Bolting AI on is how the gap gets built in
The reason this is worth more than a moment of schadenfreude is that the same gap is sitting, unnoticed, inside most companies right now. When a team adds an AI tool to a workflow that was designed for human pace and human volume, it speeds up the production of drafts without adding any new capacity to verify them. The old workflow assumed that the person writing the document was also the person who knew whether it was true, because writing it slowly was how they came to know. AI severs that link. The writing gets fast and the knowing does not come along with it, so a step that used to happen automatically now has to be designed in on purpose, and almost nobody designs it in.
What you get instead is liability produced at speed. The volume of plausible-looking output goes up, the rate at which anyone is checking it stays where it was, and the gap between the two fills with exactly the kind of error that ended up on KPMG's website. The blame belongs to neither the tool nor the person who used it; it belongs to a workflow that was never rebuilt to account for what changes when a machine can generate a finished-looking artefact faster than any human can confirm it. An AI capability dropped into an unchanged operating model does worse than fail to help.
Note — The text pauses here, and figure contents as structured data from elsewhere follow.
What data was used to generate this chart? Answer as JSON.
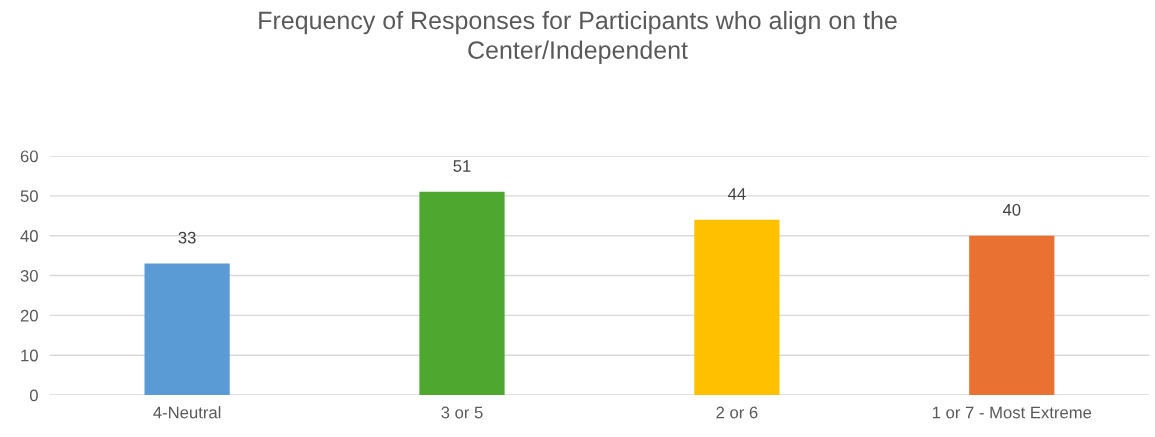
{
  "chart_data": {
    "type": "bar",
    "title": "Frequency of Responses for Participants who align on the\nCenter/Independent",
    "categories": [
      "4-Neutral",
      "3 or 5",
      "2 or 6",
      "1 or 7 - Most Extreme"
    ],
    "values": [
      33,
      51,
      44,
      40
    ],
    "colors": [
      "#5b9bd5",
      "#4ea72e",
      "#ffc000",
      "#e97132"
    ],
    "ylim": [
      0,
      60
    ],
    "yticks": [
      0,
      10,
      20,
      30,
      40,
      50,
      60
    ],
    "grid": "y",
    "data_labels": true,
    "legend": false
  }
}
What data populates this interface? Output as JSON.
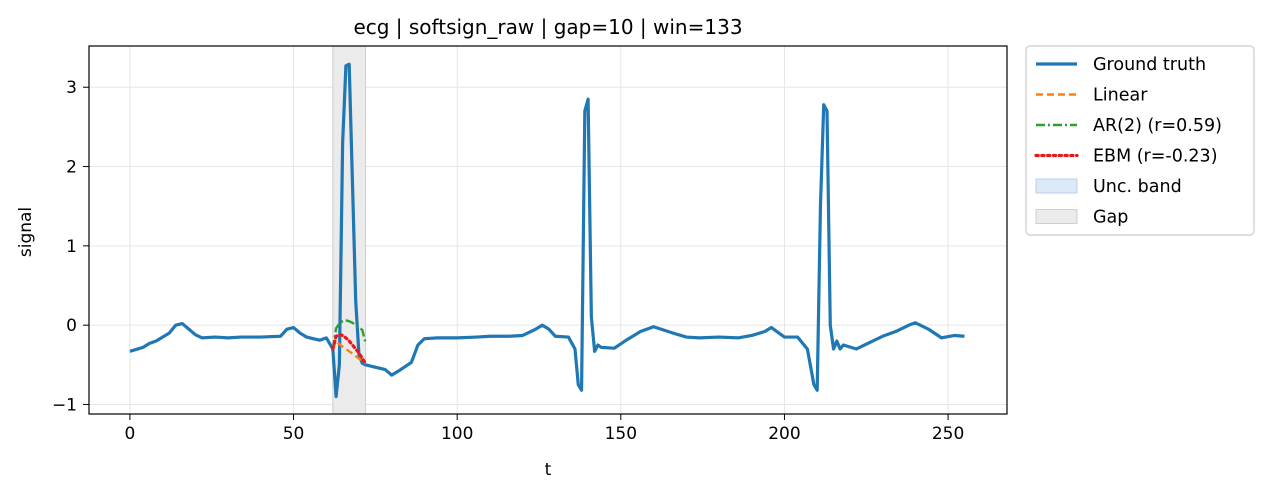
{
  "chart_data": {
    "type": "line",
    "title": "ecg | softsign_raw | gap=10 | win=133",
    "xlabel": "t",
    "ylabel": "signal",
    "xlim": [
      -12.5,
      268
    ],
    "ylim": [
      -1.12,
      3.52
    ],
    "xticks": [
      0,
      50,
      100,
      150,
      200,
      250
    ],
    "yticks": [
      -1,
      0,
      1,
      2,
      3
    ],
    "ytick_labels": [
      "−1",
      "0",
      "1",
      "2",
      "3"
    ],
    "grid": true,
    "legend_position": "outside-right-top",
    "gap_region": [
      62,
      72
    ],
    "series": [
      {
        "name": "Ground truth",
        "color": "#1f77b4",
        "style": "solid",
        "x": [
          0,
          4,
          6,
          8,
          10,
          12,
          14,
          16,
          18,
          20,
          22,
          26,
          30,
          34,
          40,
          46,
          48,
          50,
          52,
          54,
          56,
          58,
          60,
          62,
          63,
          64,
          65,
          66,
          67,
          68,
          69,
          70,
          71,
          72,
          74,
          78,
          80,
          82,
          86,
          88,
          90,
          94,
          100,
          106,
          110,
          116,
          120,
          124,
          126,
          128,
          130,
          134,
          136,
          137,
          138,
          139,
          140,
          141,
          142,
          143,
          144,
          148,
          152,
          156,
          160,
          166,
          170,
          174,
          180,
          186,
          190,
          194,
          196,
          198,
          200,
          204,
          207,
          209,
          210,
          211,
          212,
          213,
          214,
          215,
          216,
          217,
          218,
          222,
          226,
          230,
          234,
          238,
          240,
          244,
          248,
          252,
          255
        ],
        "y": [
          -0.33,
          -0.28,
          -0.23,
          -0.2,
          -0.15,
          -0.1,
          0.0,
          0.02,
          -0.05,
          -0.12,
          -0.16,
          -0.15,
          -0.16,
          -0.15,
          -0.15,
          -0.14,
          -0.05,
          -0.03,
          -0.1,
          -0.15,
          -0.17,
          -0.19,
          -0.16,
          -0.3,
          -0.9,
          -0.5,
          2.3,
          3.27,
          3.29,
          1.8,
          0.3,
          -0.38,
          -0.48,
          -0.5,
          -0.52,
          -0.56,
          -0.63,
          -0.58,
          -0.47,
          -0.25,
          -0.17,
          -0.16,
          -0.16,
          -0.15,
          -0.14,
          -0.14,
          -0.13,
          -0.05,
          0.0,
          -0.05,
          -0.14,
          -0.15,
          -0.3,
          -0.75,
          -0.82,
          2.7,
          2.85,
          0.1,
          -0.33,
          -0.25,
          -0.28,
          -0.29,
          -0.18,
          -0.08,
          -0.02,
          -0.1,
          -0.15,
          -0.16,
          -0.15,
          -0.16,
          -0.13,
          -0.08,
          -0.03,
          -0.09,
          -0.15,
          -0.15,
          -0.3,
          -0.75,
          -0.82,
          1.5,
          2.78,
          2.7,
          0.0,
          -0.3,
          -0.2,
          -0.3,
          -0.25,
          -0.3,
          -0.22,
          -0.14,
          -0.08,
          0.0,
          0.03,
          -0.05,
          -0.16,
          -0.13,
          -0.14
        ]
      },
      {
        "name": "Linear",
        "color": "#ff7f0e",
        "style": "dashed",
        "x": [
          62,
          63,
          64,
          65,
          66,
          67,
          68,
          69,
          70,
          71,
          72
        ],
        "y": [
          -0.3,
          -0.2,
          -0.24,
          -0.27,
          -0.3,
          -0.33,
          -0.36,
          -0.39,
          -0.42,
          -0.45,
          -0.48
        ]
      },
      {
        "name": "AR(2) (r=0.59)",
        "color": "#2ca02c",
        "style": "dashdot",
        "x": [
          62,
          63,
          64,
          65,
          66,
          67,
          68,
          69,
          70,
          71,
          72
        ],
        "y": [
          -0.3,
          -0.04,
          0.02,
          0.05,
          0.06,
          0.05,
          0.03,
          0.0,
          -0.03,
          -0.06,
          -0.22
        ]
      },
      {
        "name": "EBM (r=-0.23)",
        "color": "#e41a1c",
        "style": "dotted",
        "x": [
          62,
          63,
          64,
          65,
          66,
          67,
          68,
          69,
          70,
          71,
          72
        ],
        "y": [
          -0.3,
          -0.14,
          -0.12,
          -0.13,
          -0.16,
          -0.2,
          -0.25,
          -0.3,
          -0.35,
          -0.42,
          -0.48
        ]
      }
    ],
    "legend": [
      {
        "label": "Ground truth",
        "kind": "line",
        "color": "#1f77b4",
        "style": "solid"
      },
      {
        "label": "Linear",
        "kind": "line",
        "color": "#ff7f0e",
        "style": "dashed"
      },
      {
        "label": "AR(2) (r=0.59)",
        "kind": "line",
        "color": "#2ca02c",
        "style": "dashdot"
      },
      {
        "label": "EBM (r=-0.23)",
        "kind": "line",
        "color": "#e41a1c",
        "style": "dotted"
      },
      {
        "label": "Unc. band",
        "kind": "patch",
        "color": "#dce9f6",
        "edge": "#b8d1ea"
      },
      {
        "label": "Gap",
        "kind": "patch",
        "color": "#ebebeb",
        "edge": "#cfcfcf"
      }
    ]
  }
}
It manufactures risk, and it does so quietly, until the day an outside party runs the check the company skipped.
Trust is an operating-model property
The lesson leaders are tempted to draw from this is narrow: proofread your AI. That advice is true and almost useless, because it treats verification as a personal habit rather than a structural commitment. Whether AI output can be trusted inside a company turns less on how careful any individual happens to be on a given afternoon than on whether the way the company runs has a named, accountable place where output is checked before it carries weight, and whether that place is staffed, resourced, and impossible to skip when a deadline is tight.
That is what makes this an operating-model question and not a quality-control footnote. A report can be withdrawn and reissued. The harder thing to fix is the absence of a stage that should have existed, because adding it back means redrawing who is responsible for what, when in the process the check happens, and what is allowed to ship without it. The companies that come through the next few years with their credibility intact will be the ones that treated the arrival of fast AI output as a reason to rebuild that part of how they work, so that trust is a property of the operating model itself rather than a thing they hope each employee remembers to supply.
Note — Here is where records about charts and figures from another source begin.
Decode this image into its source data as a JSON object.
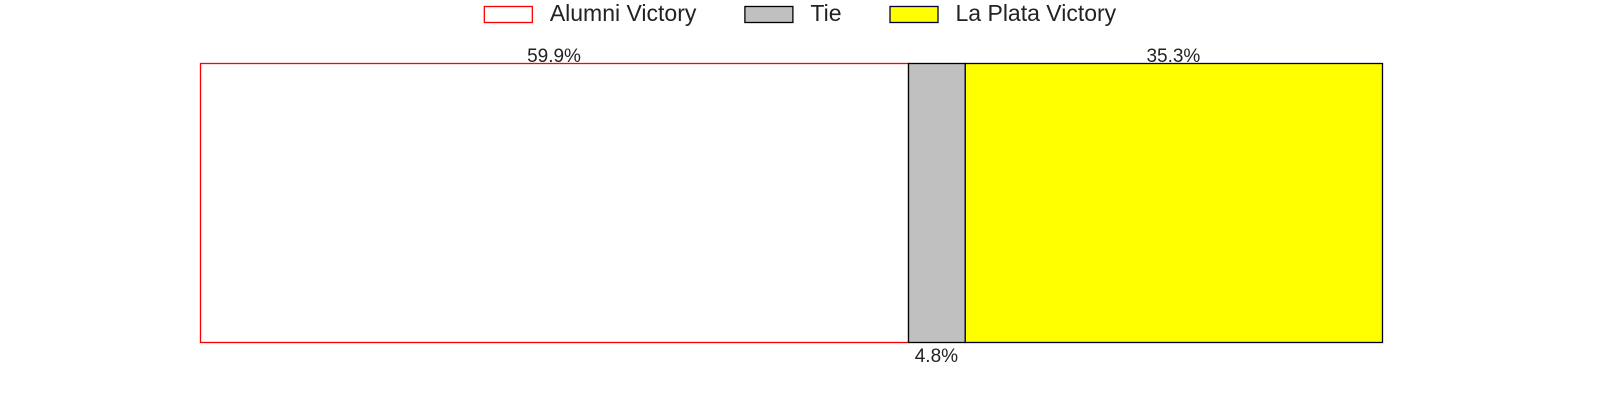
{
  "chart_data": {
    "type": "bar",
    "orientation": "horizontal",
    "stacked": true,
    "normalized": true,
    "xlim": [
      0,
      100
    ],
    "grid": false,
    "axes_visible": false,
    "legend_position": "top-center",
    "categories": [
      ""
    ],
    "series": [
      {
        "name": "Alumni Victory",
        "values": [
          59.9
        ],
        "label": "59.9%",
        "label_position": "above",
        "fill": "#ffffff",
        "stroke": "#ff0000"
      },
      {
        "name": "Tie",
        "values": [
          4.8
        ],
        "label": "4.8%",
        "label_position": "below",
        "fill": "#c0c0c0",
        "stroke": "#000000"
      },
      {
        "name": "La Plata Victory",
        "values": [
          35.3
        ],
        "label": "35.3%",
        "label_position": "above",
        "fill": "#ffff00",
        "stroke": "#000033"
      }
    ]
  }
}
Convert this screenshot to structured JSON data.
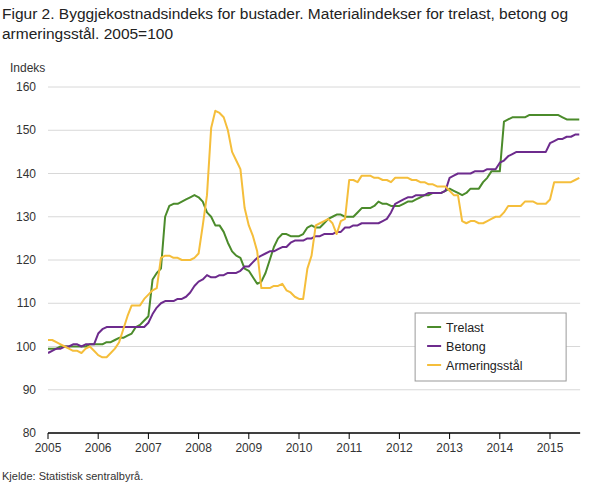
{
  "chart_data": {
    "type": "line",
    "title": "Figur 2. Byggjekostnadsindeks for bustader. Materialindekser for trelast, betong og armeringsstål. 2005=100",
    "y_label": "Indeks",
    "source": "Kjelde: Statistisk sentralbyrå.",
    "x": [
      2005,
      2005.083,
      2005.167,
      2005.25,
      2005.333,
      2005.417,
      2005.5,
      2005.583,
      2005.667,
      2005.75,
      2005.833,
      2005.917,
      2006,
      2006.083,
      2006.167,
      2006.25,
      2006.333,
      2006.417,
      2006.5,
      2006.583,
      2006.667,
      2006.75,
      2006.833,
      2006.917,
      2007,
      2007.083,
      2007.167,
      2007.25,
      2007.333,
      2007.417,
      2007.5,
      2007.583,
      2007.667,
      2007.75,
      2007.833,
      2007.917,
      2008,
      2008.083,
      2008.167,
      2008.25,
      2008.333,
      2008.417,
      2008.5,
      2008.583,
      2008.667,
      2008.75,
      2008.833,
      2008.917,
      2009,
      2009.083,
      2009.167,
      2009.25,
      2009.333,
      2009.417,
      2009.5,
      2009.583,
      2009.667,
      2009.75,
      2009.833,
      2009.917,
      2010,
      2010.083,
      2010.167,
      2010.25,
      2010.333,
      2010.417,
      2010.5,
      2010.583,
      2010.667,
      2010.75,
      2010.833,
      2010.917,
      2011,
      2011.083,
      2011.167,
      2011.25,
      2011.333,
      2011.417,
      2011.5,
      2011.583,
      2011.667,
      2011.75,
      2011.833,
      2011.917,
      2012,
      2012.083,
      2012.167,
      2012.25,
      2012.333,
      2012.417,
      2012.5,
      2012.583,
      2012.667,
      2012.75,
      2012.833,
      2012.917,
      2013,
      2013.083,
      2013.167,
      2013.25,
      2013.333,
      2013.417,
      2013.5,
      2013.583,
      2013.667,
      2013.75,
      2013.833,
      2013.917,
      2014,
      2014.083,
      2014.167,
      2014.25,
      2014.333,
      2014.417,
      2014.5,
      2014.583,
      2014.667,
      2014.75,
      2014.833,
      2014.917,
      2015,
      2015.083,
      2015.167,
      2015.25,
      2015.333,
      2015.417,
      2015.5,
      2015.583
    ],
    "series": [
      {
        "name": "Trelast",
        "color": "#4b8b2b",
        "values": [
          99.5,
          99.5,
          99.5,
          100,
          100,
          100,
          100,
          100,
          100,
          100,
          100.5,
          100.5,
          100.5,
          100.5,
          101,
          101,
          101.5,
          102,
          102,
          102.5,
          103,
          104.5,
          105,
          106,
          107,
          115.5,
          117,
          118,
          130,
          132.5,
          133,
          133,
          133.5,
          134,
          134.5,
          135,
          134.5,
          133.5,
          131,
          130,
          128,
          128,
          126.5,
          124,
          122,
          121,
          120.5,
          118,
          117.5,
          116,
          114.5,
          115,
          117,
          120,
          123,
          125,
          126,
          126,
          125.5,
          125.5,
          125.5,
          126,
          127.5,
          128,
          127.5,
          127.5,
          128.5,
          129.5,
          130,
          130.5,
          130.5,
          130,
          130,
          130,
          131,
          132,
          132,
          132,
          132.5,
          133.5,
          133,
          133,
          132.5,
          132.5,
          132.5,
          133,
          133.5,
          133.5,
          134,
          134.5,
          135,
          135,
          135.5,
          135.5,
          135.5,
          136,
          136.5,
          136,
          135.5,
          135,
          135.5,
          136.5,
          136.5,
          136.5,
          138,
          139,
          140.5,
          140.5,
          140.5,
          152,
          152.5,
          153,
          153,
          153,
          153,
          153.5,
          153.5,
          153.5,
          153.5,
          153.5,
          153.5,
          153.5,
          153.5,
          153,
          152.5,
          152.5,
          152.5,
          152.5
        ]
      },
      {
        "name": "Betong",
        "color": "#6d2b8d",
        "values": [
          98.5,
          99,
          99.5,
          99.5,
          100,
          100,
          100.5,
          100.5,
          100,
          100.5,
          100.5,
          100.5,
          103,
          104,
          104.5,
          104.5,
          104.5,
          104.5,
          104.5,
          104.5,
          104.5,
          104.5,
          104.5,
          104.5,
          105.5,
          107.5,
          109,
          110,
          110.5,
          110.5,
          110.5,
          111,
          111,
          111.5,
          112.5,
          114,
          115,
          115.5,
          116.5,
          116,
          116,
          116.5,
          116.5,
          117,
          117,
          117,
          117.5,
          118.5,
          118.5,
          119.5,
          120.5,
          121,
          121.5,
          122,
          122,
          122.5,
          123,
          123,
          124,
          124.5,
          124.5,
          124.5,
          125,
          125,
          125.5,
          125.5,
          126,
          126,
          126,
          126.5,
          126.5,
          127.5,
          127.5,
          128,
          128,
          128.5,
          128.5,
          128.5,
          128.5,
          128.5,
          129,
          129.5,
          131,
          133,
          133.5,
          134,
          134.5,
          134.5,
          135,
          135,
          135,
          135.5,
          135.5,
          135.5,
          135.5,
          136,
          139,
          139.5,
          140,
          140,
          140,
          140,
          140.5,
          140.5,
          140.5,
          141,
          141,
          141,
          142.5,
          143,
          144,
          144.5,
          145,
          145,
          145,
          145,
          145,
          145,
          145,
          145,
          147,
          147.5,
          148,
          148,
          148.5,
          148.5,
          149,
          149
        ]
      },
      {
        "name": "Armeringsstål",
        "color": "#f5be3b",
        "values": [
          101.5,
          101.5,
          101,
          100.5,
          100,
          99.5,
          99,
          99,
          98.5,
          99.5,
          100,
          99,
          98,
          97.5,
          97.5,
          98.5,
          99.5,
          101,
          104,
          107,
          109.5,
          109.5,
          109.5,
          111,
          112,
          113,
          113.5,
          120.5,
          121,
          121,
          120.5,
          120.5,
          120,
          120,
          120,
          120.5,
          121.5,
          128,
          135,
          150.5,
          154.5,
          154,
          153,
          150,
          145,
          143,
          141,
          132,
          128,
          125.5,
          122,
          113.5,
          113.5,
          113.5,
          114,
          114,
          114.5,
          113,
          112.5,
          111.5,
          111,
          111,
          118,
          121,
          128,
          128.5,
          129,
          129.5,
          128.5,
          126,
          129,
          129.5,
          138.5,
          138.5,
          138,
          139.5,
          139.5,
          139.5,
          139,
          139,
          138.5,
          138.5,
          138,
          139,
          139,
          139,
          139,
          138.5,
          138.5,
          138,
          138,
          137.5,
          137.5,
          137,
          137,
          137,
          136,
          135,
          135,
          129,
          128.5,
          129,
          129,
          128.5,
          128.5,
          129,
          129.5,
          130,
          130,
          131,
          132.5,
          132.5,
          132.5,
          132.5,
          133.5,
          133.5,
          133.5,
          133,
          133,
          133,
          134,
          138,
          138,
          138,
          138,
          138,
          138.5,
          139
        ]
      }
    ],
    "xlim": [
      2005,
      2015.6
    ],
    "xticks": [
      2005,
      2006,
      2007,
      2008,
      2009,
      2010,
      2011,
      2012,
      2013,
      2014,
      2015
    ],
    "ylim": [
      80,
      160
    ],
    "yticks": [
      80,
      90,
      100,
      110,
      120,
      130,
      140,
      150,
      160
    ],
    "grid": true,
    "legend": "lower right"
  }
}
The numbers are the cleanest way to see the absence. An outside tool pulled forty-five citations and found that five of them led where they claimed to. No one inside the process had done that arithmetic before the report went out, which is the whole point: the check was available, it was cheap, and it simply was not part of the work.
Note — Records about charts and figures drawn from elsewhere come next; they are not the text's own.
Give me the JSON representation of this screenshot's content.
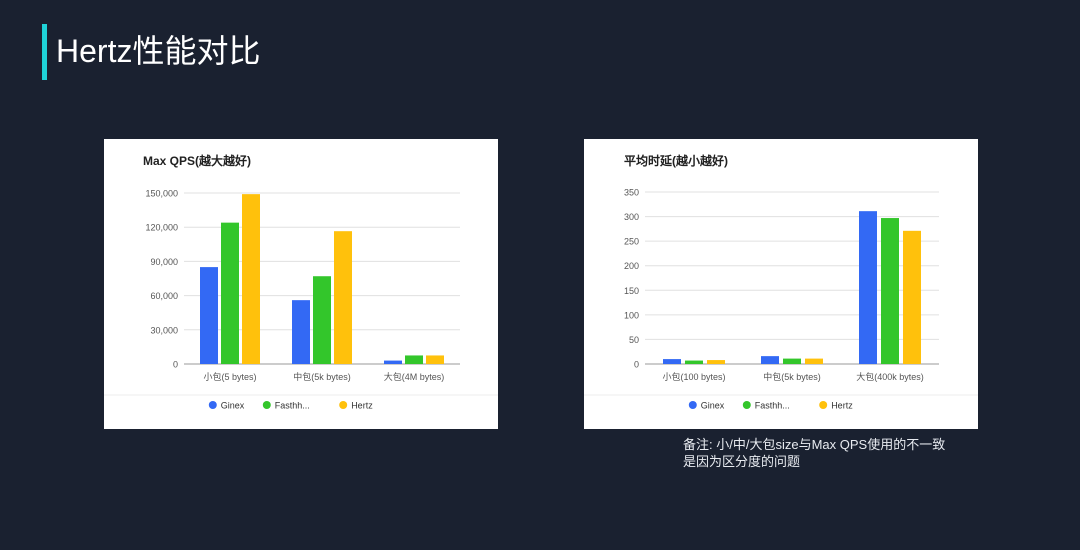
{
  "slide": {
    "title": "Hertz性能对比",
    "note_lines": [
      "备注: 小/中/大包size与Max QPS使用的不一致",
      "是因为区分度的问题"
    ]
  },
  "colors": {
    "Ginex": "#3369f4",
    "Fasthh...": "#33c62b",
    "Hertz": "#ffc10c",
    "background": "#1a2130",
    "accent": "#1fd3d8"
  },
  "chart_data": [
    {
      "type": "bar",
      "title": "Max QPS(越大越好)",
      "categories": [
        "小包(5 bytes)",
        "中包(5k bytes)",
        "大包(4M bytes)"
      ],
      "series": [
        {
          "name": "Ginex",
          "values": [
            85000,
            56000,
            3000
          ]
        },
        {
          "name": "Fasthh...",
          "values": [
            124000,
            77000,
            7500
          ]
        },
        {
          "name": "Hertz",
          "values": [
            149000,
            116500,
            7500
          ]
        }
      ],
      "yticks": [
        "0",
        "30,000",
        "60,000",
        "90,000",
        "120,000",
        "150,000"
      ],
      "ylim": [
        0,
        150000
      ],
      "grid": true,
      "legend": "bottom"
    },
    {
      "type": "bar",
      "title": "平均时延(越小越好)",
      "categories": [
        "小包(100 bytes)",
        "中包(5k bytes)",
        "大包(400k bytes)"
      ],
      "series": [
        {
          "name": "Ginex",
          "values": [
            10,
            16,
            311
          ]
        },
        {
          "name": "Fasthh...",
          "values": [
            7,
            11,
            297
          ]
        },
        {
          "name": "Hertz",
          "values": [
            8,
            11,
            271
          ]
        }
      ],
      "yticks": [
        "0",
        "50",
        "100",
        "150",
        "200",
        "250",
        "300",
        "350"
      ],
      "ylim": [
        0,
        350
      ],
      "grid": true,
      "legend": "bottom"
    }
  ]
}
The uncomfortable question worth sitting with
Where in your company does AI output already reach a customer, a board, or a regulator without a named human accountable for checking it first? The honest answer for most organizations is that they do not know, because the AI tools arrived faster than anyone mapped where their output ends up, and the assumption that someone, somewhere, is still reading it carefully has quietly stopped being true. The report that got pulled belonged to a firm with deep expertise, formal review structures, and every reason to be careful, and the step still went missing. The question worth sitting with is not whether your people are diligent. It is whether the way your company runs would have caught this one, or whether you would have found out the way KPMG did.